Quelle: LVZ Lokales Nordsachsen Bad Düben online - 21.07.2025, Steffen Brost
Kossa. Das Gerücht hält sich hartnäckig im Laußiger Ortsteil Kossa. Seit Tagen wird dort behauptet, dass die Kindertagesstätte Am Regenbogen im Görschlitzer Weg 20 angeblich dicht gemacht wird. „Alles Quatsch“, entgegnet ein erzürnter Ortschaftsratsvorsitzender Olaf Prautzsch am Telefon. „Ich weiß nicht, wer so etwas in die Welt gesetzt hat. Das ist nur dummes Gequatsche.“ Prautzsch hält mit seiner Kritik aber auch nicht hinterm Berg.
Aus seiner Sicht werden die Gerüchte noch weiter angeheizt, weil aus seiner Sicht aktuell mehr in die Kindereinrichtung im Nachbarort Pressel investiert wird. „Die Kinderzahlen werden zurückgehen. Das ist uns bewusst. Aber von einer Schließung ist hier überhaupt nicht die Rede. Der Kossaer Ortschaftsrat steht hundertprozentig hinter seiner Kindertagesstätte“, so Prautzsch weiter.
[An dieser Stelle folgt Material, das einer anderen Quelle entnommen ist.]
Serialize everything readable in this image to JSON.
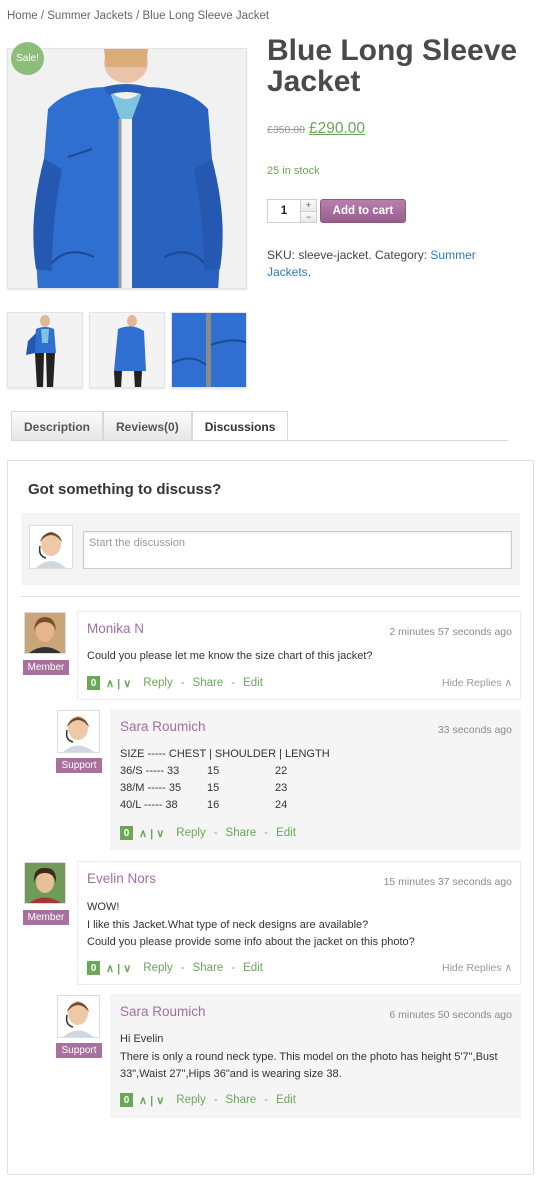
{
  "breadcrumb": "Home / Summer Jackets / Blue Long Sleeve Jacket",
  "product": {
    "sale_badge": "Sale!",
    "title": "Blue Long Sleeve Jacket",
    "old_price": "£350.00",
    "new_price": "£290.00",
    "stock": "25 in stock",
    "quantity": "1",
    "qty_up": "+",
    "qty_down": "−",
    "add_to_cart": "Add to cart",
    "sku_prefix": "SKU: sleeve-jacket. Category: ",
    "category_link": "Summer Jackets",
    "category_suffix": "."
  },
  "tabs": [
    "Description",
    "Reviews(0)",
    "Discussions"
  ],
  "discussion": {
    "heading": "Got something to discuss?",
    "placeholder": "Start the discussion"
  },
  "comments": [
    {
      "name": "Monika N",
      "role": "Member",
      "time": "2 minutes 57 seconds ago",
      "text": [
        "Could you please let me know the size chart of this jacket?"
      ],
      "votes": "0",
      "hide_label": "Hide Replies"
    },
    {
      "name": "Sara Roumich",
      "role": "Support",
      "time": "33 seconds ago",
      "size_chart": {
        "header": "SIZE ----- CHEST | SHOULDER | LENGTH",
        "rows": [
          [
            "36/S ----- 33",
            "15",
            "22"
          ],
          [
            "38/M ----- 35",
            "15",
            "23"
          ],
          [
            "40/L ----- 38",
            "16",
            "24"
          ]
        ]
      },
      "votes": "0"
    },
    {
      "name": "Evelin Nors",
      "role": "Member",
      "time": "15 minutes 37 seconds ago",
      "text": [
        "WOW!",
        "I like this Jacket.What type of neck designs are available?",
        "Could you please provide some info about the jacket on this photo?"
      ],
      "votes": "0",
      "hide_label": "Hide Replies"
    },
    {
      "name": "Sara Roumich",
      "role": "Support",
      "time": "6 minutes 50 seconds ago",
      "text": [
        "Hi Evelin",
        "There is only a round neck type. This model on the photo has height 5'7\",Bust",
        "33\",Waist 27\",Hips 36\"and is wearing size 38."
      ],
      "votes": "0"
    }
  ],
  "actions": {
    "vote_arrows": "∧ | ∨",
    "reply": "Reply",
    "share": "Share",
    "edit": "Edit",
    "separator": "-",
    "hide_arrow": "∧"
  },
  "colors": {
    "accent_green": "#6aa757",
    "role_purple": "#a8709c",
    "name_purple": "#a070a0",
    "link_blue": "#2a7bc0",
    "jacket_blue": "#2f6fd0"
  }
}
„Ich weiß nicht, wer so etwas in die Welt gesetzt hat. Das ist nur dummes Gequatsche.“ Olaf Prautzsch, Ortschasftsratsvorsitzender Kossa
Betreiber der beiden Einrichtungen in Pressel und Kossa ist der Arbeiterwohlfahrt-Kreisverband Nordsachsen. Dessen Geschäftsführer Marko Schreiber ist genauso entsetzt über solche Aussagen. „Hier wird gar nichts geschlossen. Ich muss da erstmal die Tage in die Kita fahren und das Personal beruhigen. Ich weiß nicht, wer so etwas in die Welt setzt“, schimpft Schreiber. Größtes Problem ist, das wegen der Gerüchte mittlerweile drei Eltern ihre Kinder aus der Kindertagesstätte ab- und in Pressel angemeldet haben.
Derzeit sind laut Aussage von Schreiber noch 20 Mädchen und Jungen in der Einrichtung. „Wir haben dort eine Kapazität von bis 20 Kinder in der Krippe und 30 Kinder im Kindergartenbereich. Aktuell ist das noch alles tragbar. Aber niemand kann in die Glaskugel schauen, was in einem, zwei oder drei Jahren ist. Wenn natürlich Eltern ihre Kinder grundlos rausnehmen und in den Nachbarort schicken, dann kann man sich an den Fingern abzählen, was dann irgendwann die Konsequenz sein kann.“
Auch Laußigs Bürgermeister Lothar Schneider kennt die Gerüchte aus seinem Ortsteil. „Dass Kinderzahlen perspektivisch sinken, das ist nicht nur eine Situation, die wir in Laußig haben. Eine Kita im Ort ist Lebensqualität für die dort lebenden Familien und enorm wichtig. Aber sie muss sich auch wirtschaftlich widerspiegeln. Entscheidend ist, dass Kinder, die in unseren Ortsteilen wohnen, auch dort eine Möglichkeit haben, in eine Kita gehen zu können. Letztlich liegt das aber auch in den Händen der Eltern“, sagt Schneider.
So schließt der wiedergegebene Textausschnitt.